When she worked at the television station in Denver, Ana Maria answered an online dating profile. The man sounded ideal—a man Ana Maria’s age. Wanting children. A real hunk by his picture. A doctor he said. When she finally met him, he wasn’t Ana Maria’s age but much older. He didn’t want children—it would interfere with his life’s work of abducting unsuspecting women. His picture was nothing like he’d posted, nothing that might identify him. And the only thing about Ana Maria’s online love that was professional was that he was professional killer, intent on making her his next victim. As for a doctor, he called himself one—Doc Henry. He’d kept her prisoner in his ratty, run-down brownstone until Arn rescued her. The dating site was merely how the sociopath had lured Ana Maria and many others. “Thought you would have learned your lesson.”

She laid her hand on his shoulder. “Relax. I did. I thoroughly checked this last guy out—he was a groundskeeper at the college and was even older than you, if you can believe that. Besides, I haven’t logged onto one of those sites for some time.”

They passed the sign announcing they were entering Ft. Meade VA Center, and Arn recalled what he had read about it when he was a youngster in school. The Army had established Ft. Meade in 1876 to protect miners and settlers in the Black Hills from Lakota and Cheyenne Indians bent on driving the white man from their sacred grounds. As they followed the signs to the Administrating Building, Arn thought how they could use the cavalry right about now. A crowd of forty-odd men and women blocked the road, anti-government chants echoing off the buildings, waving signs attacking the VA.

One man—slightly built with the distinct odor of marijuana reeking from his tattered clothing—banged on the front fender and looked in the window when Arn stopped. His greasy and stained arm band matched the logo on the sign he carried—Righteous Sword of the Lord.
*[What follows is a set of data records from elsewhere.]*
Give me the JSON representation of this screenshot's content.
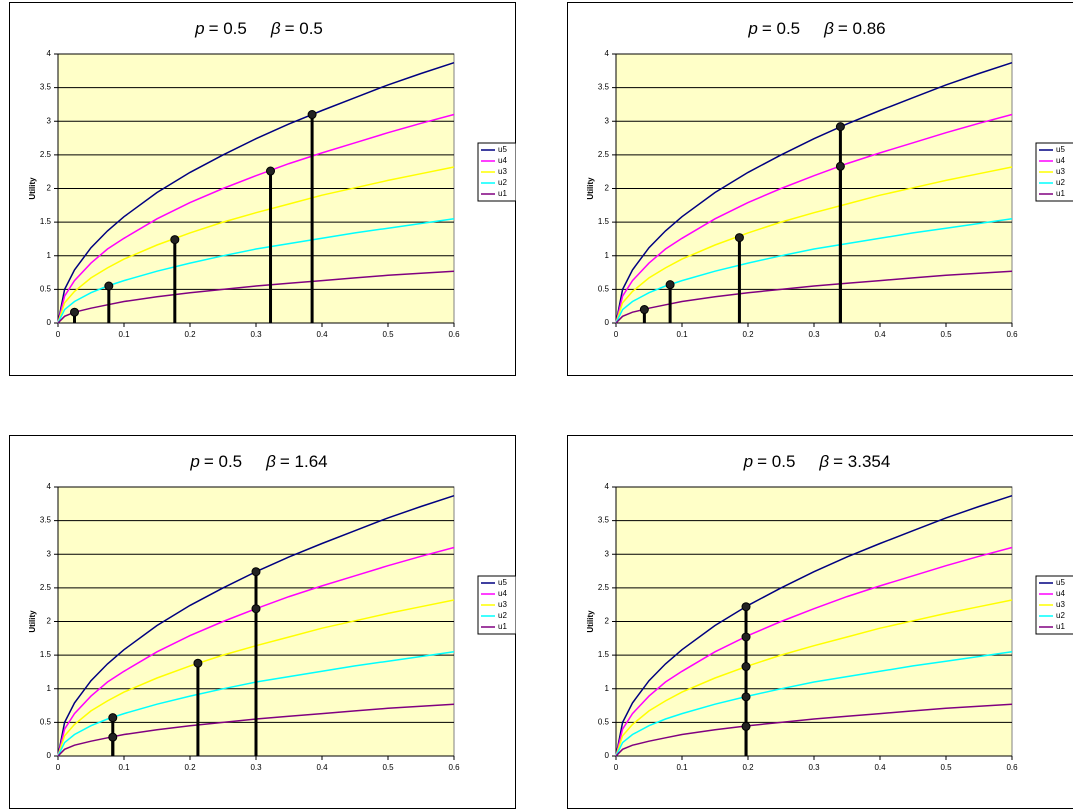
{
  "chart_data": [
    {
      "type": "line",
      "title": [
        "p",
        "= 0.5",
        "β",
        "= 0.5"
      ],
      "y_label": "Utility",
      "x": [
        0,
        0.01,
        0.025,
        0.05,
        0.075,
        0.1,
        0.15,
        0.2,
        0.25,
        0.3,
        0.35,
        0.4,
        0.45,
        0.5,
        0.55,
        0.6
      ],
      "series": [
        {
          "name": "u5",
          "color": "#000080",
          "values": [
            0,
            0.5,
            0.79,
            1.12,
            1.37,
            1.58,
            1.94,
            2.24,
            2.5,
            2.74,
            2.96,
            3.16,
            3.35,
            3.54,
            3.71,
            3.87
          ]
        },
        {
          "name": "u4",
          "color": "#ff00ff",
          "values": [
            0,
            0.4,
            0.63,
            0.89,
            1.1,
            1.26,
            1.55,
            1.79,
            2,
            2.19,
            2.37,
            2.53,
            2.68,
            2.83,
            2.97,
            3.1
          ]
        },
        {
          "name": "u3",
          "color": "#ffff00",
          "values": [
            0,
            0.3,
            0.47,
            0.67,
            0.82,
            0.95,
            1.16,
            1.34,
            1.5,
            1.64,
            1.77,
            1.9,
            2.01,
            2.12,
            2.22,
            2.32
          ]
        },
        {
          "name": "u2",
          "color": "#00ffff",
          "values": [
            0,
            0.2,
            0.32,
            0.45,
            0.55,
            0.63,
            0.77,
            0.89,
            1,
            1.1,
            1.18,
            1.26,
            1.34,
            1.41,
            1.48,
            1.55
          ]
        },
        {
          "name": "u1",
          "color": "#800080",
          "values": [
            0,
            0.1,
            0.16,
            0.22,
            0.27,
            0.32,
            0.39,
            0.45,
            0.5,
            0.55,
            0.59,
            0.63,
            0.67,
            0.71,
            0.74,
            0.77
          ]
        }
      ],
      "markers": {
        "x": [
          0.025,
          0.077,
          0.177,
          0.322,
          0.385
        ],
        "y": [
          0.16,
          0.55,
          1.24,
          2.26,
          3.1
        ]
      },
      "xlim": [
        0,
        0.6
      ],
      "xticks": [
        0,
        0.1,
        0.2,
        0.3,
        0.4,
        0.5,
        0.6
      ],
      "ylim": [
        0,
        4
      ],
      "yticks": [
        0,
        0.5,
        1,
        1.5,
        2,
        2.5,
        3,
        3.5,
        4
      ],
      "grid": true,
      "legend": "right"
    },
    {
      "type": "line",
      "title": [
        "p",
        "= 0.5",
        "β",
        "= 0.86"
      ],
      "y_label": "Utility",
      "x": [
        0,
        0.01,
        0.025,
        0.05,
        0.075,
        0.1,
        0.15,
        0.2,
        0.25,
        0.3,
        0.35,
        0.4,
        0.45,
        0.5,
        0.55,
        0.6
      ],
      "series": [
        {
          "name": "u5",
          "color": "#000080",
          "values": [
            0,
            0.5,
            0.79,
            1.12,
            1.37,
            1.58,
            1.94,
            2.24,
            2.5,
            2.74,
            2.96,
            3.16,
            3.35,
            3.54,
            3.71,
            3.87
          ]
        },
        {
          "name": "u4",
          "color": "#ff00ff",
          "values": [
            0,
            0.4,
            0.63,
            0.89,
            1.1,
            1.26,
            1.55,
            1.79,
            2,
            2.19,
            2.37,
            2.53,
            2.68,
            2.83,
            2.97,
            3.1
          ]
        },
        {
          "name": "u3",
          "color": "#ffff00",
          "values": [
            0,
            0.3,
            0.47,
            0.67,
            0.82,
            0.95,
            1.16,
            1.34,
            1.5,
            1.64,
            1.77,
            1.9,
            2.01,
            2.12,
            2.22,
            2.32
          ]
        },
        {
          "name": "u2",
          "color": "#00ffff",
          "values": [
            0,
            0.2,
            0.32,
            0.45,
            0.55,
            0.63,
            0.77,
            0.89,
            1,
            1.1,
            1.18,
            1.26,
            1.34,
            1.41,
            1.48,
            1.55
          ]
        },
        {
          "name": "u1",
          "color": "#800080",
          "values": [
            0,
            0.1,
            0.16,
            0.22,
            0.27,
            0.32,
            0.39,
            0.45,
            0.5,
            0.55,
            0.59,
            0.63,
            0.67,
            0.71,
            0.74,
            0.77
          ]
        }
      ],
      "markers": {
        "x": [
          0.043,
          0.082,
          0.187,
          0.34,
          0.34
        ],
        "y": [
          0.2,
          0.57,
          1.27,
          2.33,
          2.92
        ]
      },
      "xlim": [
        0,
        0.6
      ],
      "xticks": [
        0,
        0.1,
        0.2,
        0.3,
        0.4,
        0.5,
        0.6
      ],
      "ylim": [
        0,
        4
      ],
      "yticks": [
        0,
        0.5,
        1,
        1.5,
        2,
        2.5,
        3,
        3.5,
        4
      ],
      "grid": true,
      "legend": "right"
    },
    {
      "type": "line",
      "title": [
        "p",
        "= 0.5",
        "β",
        "= 1.64"
      ],
      "y_label": "Utility",
      "x": [
        0,
        0.01,
        0.025,
        0.05,
        0.075,
        0.1,
        0.15,
        0.2,
        0.25,
        0.3,
        0.35,
        0.4,
        0.45,
        0.5,
        0.55,
        0.6
      ],
      "series": [
        {
          "name": "u5",
          "color": "#000080",
          "values": [
            0,
            0.5,
            0.79,
            1.12,
            1.37,
            1.58,
            1.94,
            2.24,
            2.5,
            2.74,
            2.96,
            3.16,
            3.35,
            3.54,
            3.71,
            3.87
          ]
        },
        {
          "name": "u4",
          "color": "#ff00ff",
          "values": [
            0,
            0.4,
            0.63,
            0.89,
            1.1,
            1.26,
            1.55,
            1.79,
            2,
            2.19,
            2.37,
            2.53,
            2.68,
            2.83,
            2.97,
            3.1
          ]
        },
        {
          "name": "u3",
          "color": "#ffff00",
          "values": [
            0,
            0.3,
            0.47,
            0.67,
            0.82,
            0.95,
            1.16,
            1.34,
            1.5,
            1.64,
            1.77,
            1.9,
            2.01,
            2.12,
            2.22,
            2.32
          ]
        },
        {
          "name": "u2",
          "color": "#00ffff",
          "values": [
            0,
            0.2,
            0.32,
            0.45,
            0.55,
            0.63,
            0.77,
            0.89,
            1,
            1.1,
            1.18,
            1.26,
            1.34,
            1.41,
            1.48,
            1.55
          ]
        },
        {
          "name": "u1",
          "color": "#800080",
          "values": [
            0,
            0.1,
            0.16,
            0.22,
            0.27,
            0.32,
            0.39,
            0.45,
            0.5,
            0.55,
            0.59,
            0.63,
            0.67,
            0.71,
            0.74,
            0.77
          ]
        }
      ],
      "markers": {
        "x": [
          0.083,
          0.083,
          0.212,
          0.3,
          0.3
        ],
        "y": [
          0.28,
          0.57,
          1.38,
          2.19,
          2.74
        ]
      },
      "xlim": [
        0,
        0.6
      ],
      "xticks": [
        0,
        0.1,
        0.2,
        0.3,
        0.4,
        0.5,
        0.6
      ],
      "ylim": [
        0,
        4
      ],
      "yticks": [
        0,
        0.5,
        1,
        1.5,
        2,
        2.5,
        3,
        3.5,
        4
      ],
      "grid": true,
      "legend": "right"
    },
    {
      "type": "line",
      "title": [
        "p",
        "= 0.5",
        "β",
        "= 3.354"
      ],
      "y_label": "Utility",
      "x": [
        0,
        0.01,
        0.025,
        0.05,
        0.075,
        0.1,
        0.15,
        0.2,
        0.25,
        0.3,
        0.35,
        0.4,
        0.45,
        0.5,
        0.55,
        0.6
      ],
      "series": [
        {
          "name": "u5",
          "color": "#000080",
          "values": [
            0,
            0.5,
            0.79,
            1.12,
            1.37,
            1.58,
            1.94,
            2.24,
            2.5,
            2.74,
            2.96,
            3.16,
            3.35,
            3.54,
            3.71,
            3.87
          ]
        },
        {
          "name": "u4",
          "color": "#ff00ff",
          "values": [
            0,
            0.4,
            0.63,
            0.89,
            1.1,
            1.26,
            1.55,
            1.79,
            2,
            2.19,
            2.37,
            2.53,
            2.68,
            2.83,
            2.97,
            3.1
          ]
        },
        {
          "name": "u3",
          "color": "#ffff00",
          "values": [
            0,
            0.3,
            0.47,
            0.67,
            0.82,
            0.95,
            1.16,
            1.34,
            1.5,
            1.64,
            1.77,
            1.9,
            2.01,
            2.12,
            2.22,
            2.32
          ]
        },
        {
          "name": "u2",
          "color": "#00ffff",
          "values": [
            0,
            0.2,
            0.32,
            0.45,
            0.55,
            0.63,
            0.77,
            0.89,
            1,
            1.1,
            1.18,
            1.26,
            1.34,
            1.41,
            1.48,
            1.55
          ]
        },
        {
          "name": "u1",
          "color": "#800080",
          "values": [
            0,
            0.1,
            0.16,
            0.22,
            0.27,
            0.32,
            0.39,
            0.45,
            0.5,
            0.55,
            0.59,
            0.63,
            0.67,
            0.71,
            0.74,
            0.77
          ]
        }
      ],
      "markers": {
        "x": [
          0.197,
          0.197,
          0.197,
          0.197,
          0.197
        ],
        "y": [
          0.44,
          0.88,
          1.33,
          1.77,
          2.22
        ]
      },
      "xlim": [
        0,
        0.6
      ],
      "xticks": [
        0,
        0.1,
        0.2,
        0.3,
        0.4,
        0.5,
        0.6
      ],
      "ylim": [
        0,
        4
      ],
      "yticks": [
        0,
        0.5,
        1,
        1.5,
        2,
        2.5,
        3,
        3.5,
        4
      ],
      "grid": true,
      "legend": "right"
    }
  ]
}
Arn slipped his revolver from his pocket and placed it under his leg. “You here for medical attention?” the man asked. He started leaning into the window when Arn pushed him away. “What the hell’s it to you?”

The man fidgeted with dirty silver colonel wings on his lapels as he looked about for backup, but the others were too absorbed in their chants and the waving of their silly signs to pay them any attention. “If you’re a veteran, you’re part of the problem.”

“What problem?”

“The U. S. military, of course,” the man said.

“I’ve never been in the military.”

“Then you can drive on through.” He circled his hand overhead and the crowd parted to let the Olds through.

Ana Maria turned in her seat and watched the crowd through the back window. “What was that all about?”

“Who the hell knows. Protesting something. None of our business, though.”

They drove another two blocks to the admin building and climbed out, the chanting still audible two blocks over here. “You really think these government people will tell us anything about Steve Urchek’s death?” Ana Maria asked, as she had several times since they left Cheyenne.

“Bureaucrats are too damned worried about their pensions,” Arn answered as he locked the car. “Wouldn’t tell me squat on the phone, but I’m hoping you can persuade them.”

“It’s not like they’re going to pity us after a five-hour drive. What makes you think they’ll tell us anything about Helen’s brother now?”

“By talking to another brother.”

“How’s that?”

“By talking to a brother in blue—I’m going to talk with the head of their VA police. If he’s like other cops, he and I will have solidarity, me being retired law enforcement and all. He’ll sneak me the information we’re looking for.”